Kepemimpinan santri di politik memberikan angin segar akan terwujudnya kebijakan yang berkeadilan, merakyat, dan berorientasi pada kesejahteraan sosial. Santri yang terlibat dalam politik praktis dituntut pula untuk mempertahankan idealisme moral yang mereka peroleh di pesantren, sekaligus mampu mengelola dinamika politik yang kompleks dengan tetap berpegang pada prinsip keislaman.
Transformasi Kepemimpinan Santri Â
Di era Modern, santri semakin banyak berkiprah sebagai pemimpin di berbagai tingkatan, mulai daerah hingga nasional. Terlibat sebagai pengurus di beberapa partai politik besar, baik yang berbasis Islam atau partai nasionalis. Meskipun demikian patut untuk dikaji bahwa ada beberapa tantangan yang harus dihadapi seperti Pertama, Stereotip politik santri yang kerap masih dipandang hanya sebagai figur keagamaan, sehingga santri perlu membuktikan kemampuan dan berkontestasi dalam isu-isu politik mutahir. Kedua, fragmentasi politik, yang terjadi di kalangan organisasi Islam, yang kadang mempersulit santri dalam membangun konsolidasi yang kuat di arena politik di daerah maupun nasional.

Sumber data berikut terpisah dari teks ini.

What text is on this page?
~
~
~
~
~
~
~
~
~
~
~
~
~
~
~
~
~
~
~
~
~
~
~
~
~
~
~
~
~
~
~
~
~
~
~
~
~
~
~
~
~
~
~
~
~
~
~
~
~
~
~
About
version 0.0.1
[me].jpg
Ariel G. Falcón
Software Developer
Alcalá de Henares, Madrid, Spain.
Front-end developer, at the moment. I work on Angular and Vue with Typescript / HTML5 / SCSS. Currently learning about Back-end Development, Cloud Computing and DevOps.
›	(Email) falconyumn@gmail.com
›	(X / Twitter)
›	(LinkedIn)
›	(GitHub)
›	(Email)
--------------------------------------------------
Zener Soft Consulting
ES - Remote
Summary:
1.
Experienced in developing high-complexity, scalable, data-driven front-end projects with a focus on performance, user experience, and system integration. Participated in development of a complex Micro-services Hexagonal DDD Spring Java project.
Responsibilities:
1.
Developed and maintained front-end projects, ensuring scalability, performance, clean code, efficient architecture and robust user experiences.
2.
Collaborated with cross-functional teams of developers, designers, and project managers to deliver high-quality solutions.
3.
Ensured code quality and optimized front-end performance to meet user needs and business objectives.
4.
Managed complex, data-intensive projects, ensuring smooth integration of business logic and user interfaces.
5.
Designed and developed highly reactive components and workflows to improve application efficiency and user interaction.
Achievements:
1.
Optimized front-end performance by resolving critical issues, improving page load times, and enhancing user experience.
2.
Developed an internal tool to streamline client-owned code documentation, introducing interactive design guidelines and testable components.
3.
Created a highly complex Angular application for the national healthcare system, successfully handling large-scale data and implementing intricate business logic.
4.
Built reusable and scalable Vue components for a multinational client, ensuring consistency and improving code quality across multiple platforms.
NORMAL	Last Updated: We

Walau demikian peluang santri berkecimpung di politik tetap besar, karena Pertama, dukungan pesantren sebagai basis sosial yang berakar kuat memberikan bonus elektabilitas yang masif dan dan solid. Kedua, Kebutuhan akan pemimpin yang berintegritas, di tengah krisis kepercayaan terhadap pemimpin konvensional. Santri hadir menawarkan perjuangan yang berintegritas dan amanah karena memiliki latar belakang moral yang kuat serta beretika.

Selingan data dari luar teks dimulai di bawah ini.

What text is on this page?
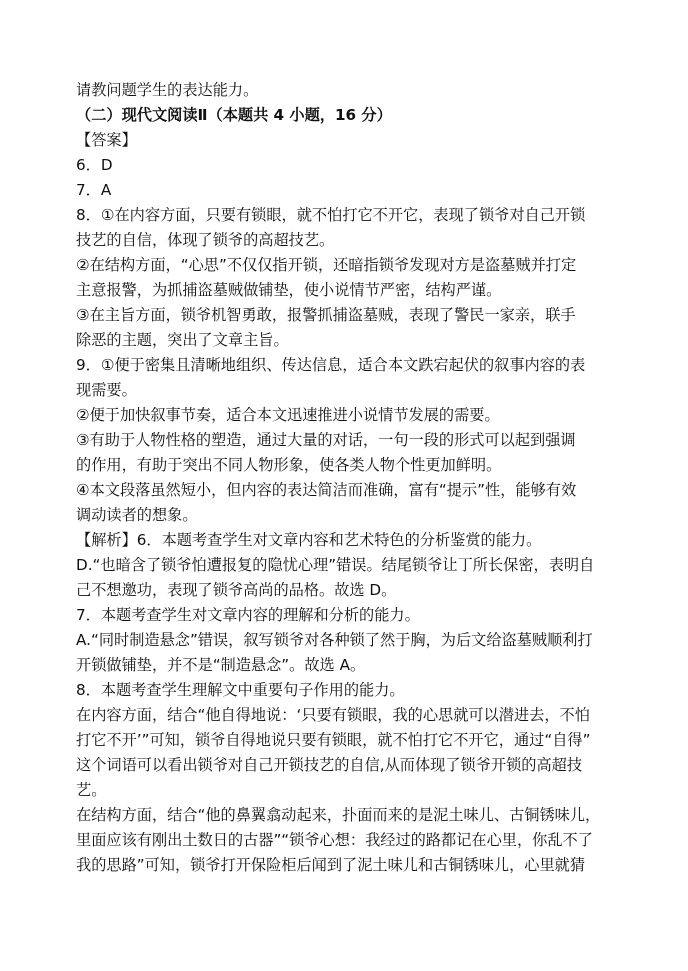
请教问题学生的表达能力。
（二）现代文阅读Ⅱ（本题共 4 小题，16 分）
【答案】
6．D
7．A
8．①在内容方面，只要有锁眼，就不怕打它不开它，表现了锁爷对自己开锁
技艺的自信，体现了锁爷的高超技艺。
②在结构方面，“心思”不仅仅指开锁，还暗指锁爷发现对方是盗墓贼并打定
主意报警，为抓捕盗墓贼做铺垫，使小说情节严密，结构严谨。
③在主旨方面，锁爷机智勇敢，报警抓捕盗墓贼，表现了警民一家亲，联手
除恶的主题，突出了文章主旨。
9．①便于密集且清晰地组织、传达信息，适合本文跌宕起伏的叙事内容的表
现需要。
②便于加快叙事节奏，适合本文迅速推进小说情节发展的需要。
③有助于人物性格的塑造，通过大量的对话，一句一段的形式可以起到强调
的作用，有助于突出不同人物形象，使各类人物个性更加鲜明。
④本文段落虽然短小，但内容的表达简洁而准确，富有“提示”性，能够有效
调动读者的想象。
【解析】6．本题考查学生对文章内容和艺术特色的分析鉴赏的能力。
D.“也暗含了锁爷怕遭报复的隐忧心理”错误。结尾锁爷让丁所长保密，表明自
己不想邀功，表现了锁爷高尚的品格。故选 D。
7．本题考查学生对文章内容的理解和分析的能力。
A.“同时制造悬念”错误，叙写锁爷对各种锁了然于胸，为后文给盗墓贼顺利打
开锁做铺垫，并不是“制造悬念”。故选 A。
8．本题考查学生理解文中重要句子作用的能力。
在内容方面，结合“他自得地说：‘只要有锁眼，我的心思就可以潜进去，不怕
打它不开’”可知，锁爷自得地说只要有锁眼，就不怕打它不开它，通过“自得”
这个词语可以看出锁爷对自己开锁技艺的自信,从而体现了锁爷开锁的高超技
艺。
在结构方面，结合“他的鼻翼翕动起来，扑面而来的是泥土味儿、古铜锈味儿，
里面应该有刚出土数日的古器”“锁爷心想：我经过的路都记在心里，你乱不了
我的思路”可知，锁爷打开保险柜后闻到了泥土味儿和古铜锈味儿，心里就猜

Akhirnya, Santri kini telah diakui sebagai salah satu kekuatan penting dalam melakukan perubahan substantif. Diakui bahwa peran santri tidak hanya sebagai 'pengamat' tetapi aktor penting dalam kancah perpolitikan bangsa ini. Santri telah berhasil memadukan nilai-nilai Islam yang sakral dan luhur melalui pembuktikan moralitas dan semangat kebangsaan, berkontribusi secara signifikan dalam menjaga integritas nasional bagi kepentingan dan kemaslahan umat. Tabik !!!